Director Spotlight: Dr. Ashley Mahoney

Dr. Ashley Mahoney has always been passionate about combining STEM education with tangible skills that students can use long after they finish their degree. Now, as the new Director of MIN-Corps and Co-Director of the Great Lakes I-Corps Hub, she has the opportunity to grow entrepreneurship education throughout Midwest Universities. We sat down with Ashley and asked some questions to learn more about her and the exciting possibilities for the future. 


Dr. Ashley Mahoney


Tell us a little about yourself, your previous position, and your new position

I have a bachelors in Chemistry and a Ph.D. in Biochemistry. I spent more than 20 years teaching in chemistry departments at two different small, liberal arts colleges. My research focused on pedagogy and assessing student learning, and I worked with an educational startup for two decades developing curriculum and running faculty development. During my last sabbatical, I decided to start taking some MBA classes. I found I really enjoyed the learning and challenge. As I started looking for my next role, I was fortunate enough to run across the ad to join MIN-Corps as a recruiter. After a year, I am assuming the role of Director of MIN-Corps which has broader responsibilities across campus than my previous role.


What most excites you about the new position?

What excites me the most about this position is the ability to dream about new possibilities. I don’t have to build the program because Carla Pavone, my predecessor, did such a fantastic job of establishing it, and the regional Hub provides so much support for the foundational activities. I can start digging into the next level of what type of support our teams need.


What is your favorite part about the I-Corps program?

I like that we help very early-stage teams and use a coaching method instead of consulting. I never received any training in business as a science student which is one reason I ended up taking MBA classes. I was curious. This program is a great help to many scientists. Those who do not end up launching a startup still get valuable training.


What have you learned while working at MIN-Corps and with the Great Lakes I-Corps Hub?

A lot!! I have spent my whole career in academia, so the environment is very comfortable for me, but I am newer to the entrepreneurial space. One of the most interesting things I have noticed is that science and business students take very different approaches to entrepreneurship. Probably truly grasping the importance of customer interviews and how to use those to develop a strategy has been my biggest lesson from my first year.


What do you envision for the future of MIN-Corps and the Great Lakes Hub?

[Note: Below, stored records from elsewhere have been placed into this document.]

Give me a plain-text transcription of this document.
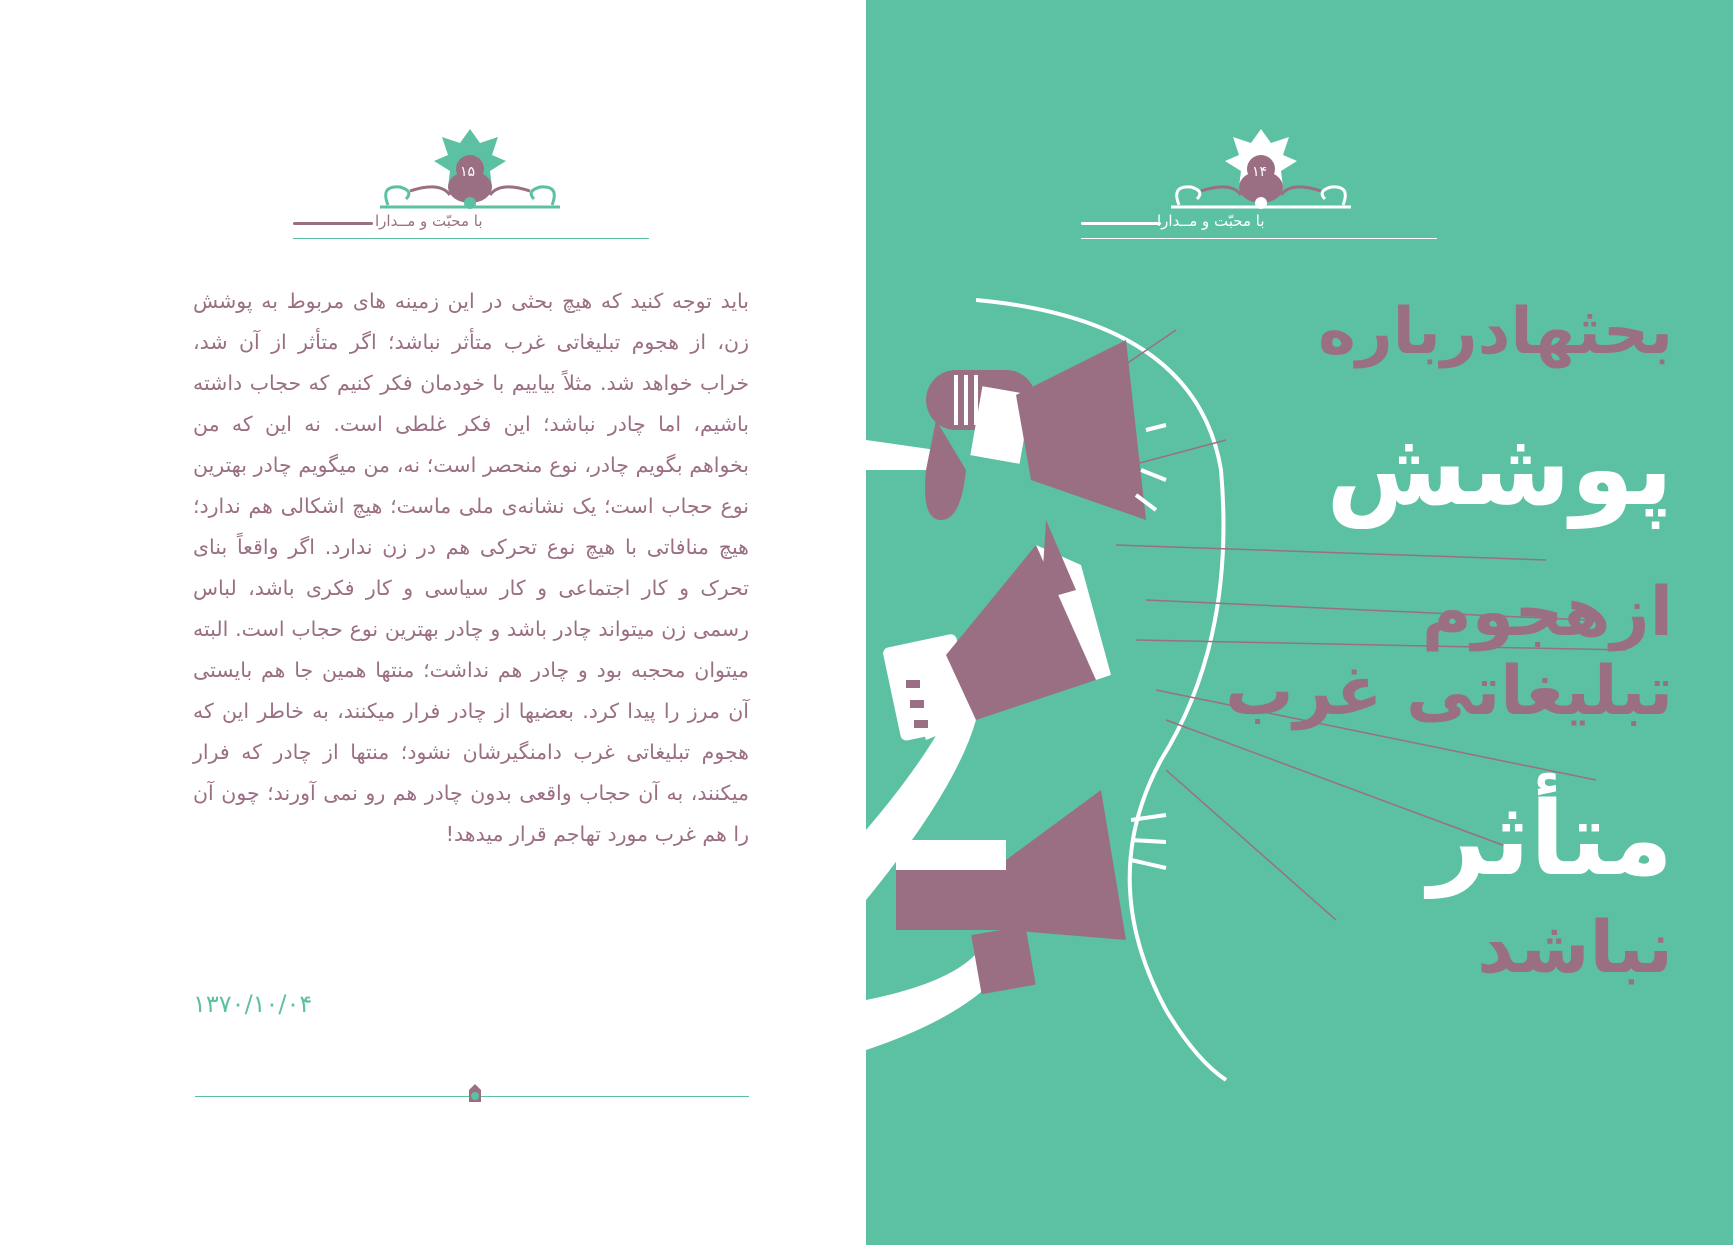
با محبّت و مــدارا
۱۵
باید توجه کنید که هیچ بحثی در این زمینه های مربوط به پوشش زن، از هجوم تبلیغاتی غرب متأثر نباشد؛ اگر متأثر از آن شد، خراب خواهد شد. مثلاً بیاییم با خودمان فکر کنیم که حجاب داشته باشیم، اما چادر نباشد؛ این فکر غلطی است. نه این که من بخواهم بگویم چادر، نوع منحصر است؛ نه، من میگویم چادر بهترین نوع حجاب است؛ یک نشانه‌ی ملی ماست؛ هیچ اشکالی هم ندارد؛ هیچ منافاتی با هیچ نوع تحرکی هم در زن ندارد. اگر واقعاً بنای تحرک و کار اجتماعی و کار سیاسی و کار فکری باشد، لباس رسمی زن میتواند چادر باشد و چادر بهترین نوع حجاب است. البته میتوان محجبه بود و چادر هم نداشت؛ منتها همین جا هم بایستی آن مرز را پیدا کرد. بعضیها از چادر فرار میکنند، به خاطر این که هجوم تبلیغاتی غرب دامنگیرشان نشود؛ منتها از چادر که فرار میکنند، به آن حجاب واقعی بدون چادر هم رو نمی آورند؛ چون آن را هم غرب مورد تهاجم قرار میدهد!
۱۳۷۰/۱۰/۰۴
۱۴
بحثهادرباره
پوشش
ازهجوم
تبلیغاتی غرب
متأثر
نباشد
با محبّت و مــدارا
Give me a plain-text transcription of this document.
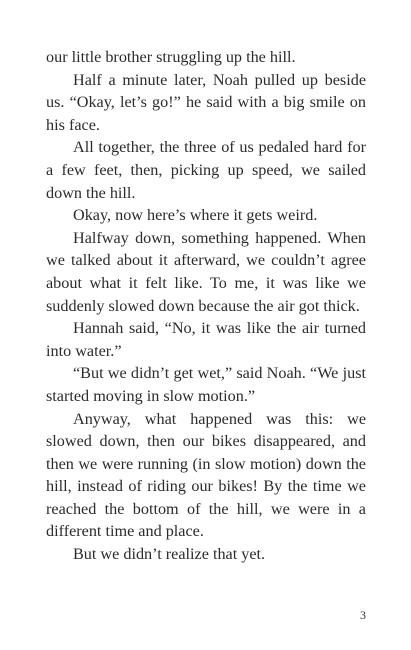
our little brother struggling up the hill.

Half a minute later, Noah pulled up beside us. “Okay, let’s go!” he said with a big smile on his face.

All together, the three of us pedaled hard for a few feet, then, picking up speed, we sailed down the hill.

Okay, now here’s where it gets weird.

Halfway down, something happened. When we talked about it afterward, we couldn’t agree about what it felt like. To me, it was like we suddenly slowed down because the air got thick.

Hannah said, “No, it was like the air turned into water.”

“But we didn’t get wet,” said Noah. “We just started moving in slow motion.”

Anyway, what happened was this: we slowed down, then our bikes disappeared, and then we were running (in slow motion) down the hill, instead of riding our bikes! By the time we reached the bottom of the hill, we were in a different time and place.

But we didn’t realize that yet.

3
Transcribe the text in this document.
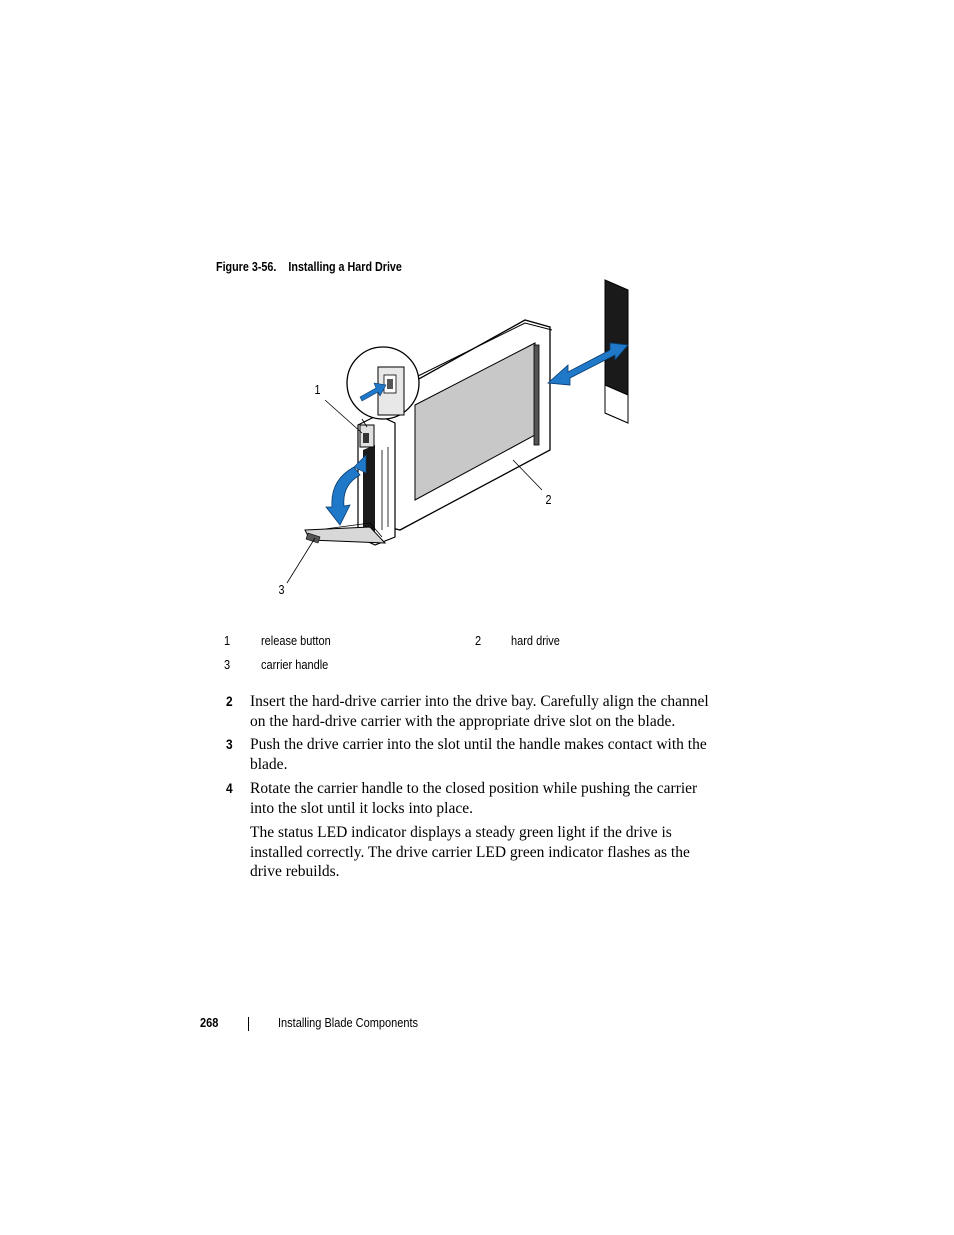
Figure 3-56. Installing a Hard Drive
1
2
3
1 release button	2 hard drive
3 carrier handle
2 Insert the hard-drive carrier into the drive bay. Carefully align the channel on the hard-drive carrier with the appropriate drive slot on the blade.
3 Push the drive carrier into the slot until the handle makes contact with the blade.
4 Rotate the carrier handle to the closed position while pushing the carrier into the slot until it locks into place.
The status LED indicator displays a steady green light if the drive is installed correctly. The drive carrier LED green indicator flashes as the drive rebuilds.
268	Installing Blade Components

What I see for both programs is more integration into various programs across campus. This can be a possible recruiting tool for graduate students. Many of our offerings will also be built into more and more grants as both the federal and state levels want to see more focus on innovation.


Why do innovation and entrepreneurship education matter?

When I taught science, I emphasized to students that my focus was to use my disciplinary content to teach them valuable skills (like communication, leadership, and assessment) and ways of thinking (problem-solving, critical thinking). These will help students long after they have forgotten the content. I-Corps is valuable for the same reasons. Students learn a way of thinking and approaching problems in addition to gaining valuable communication skills.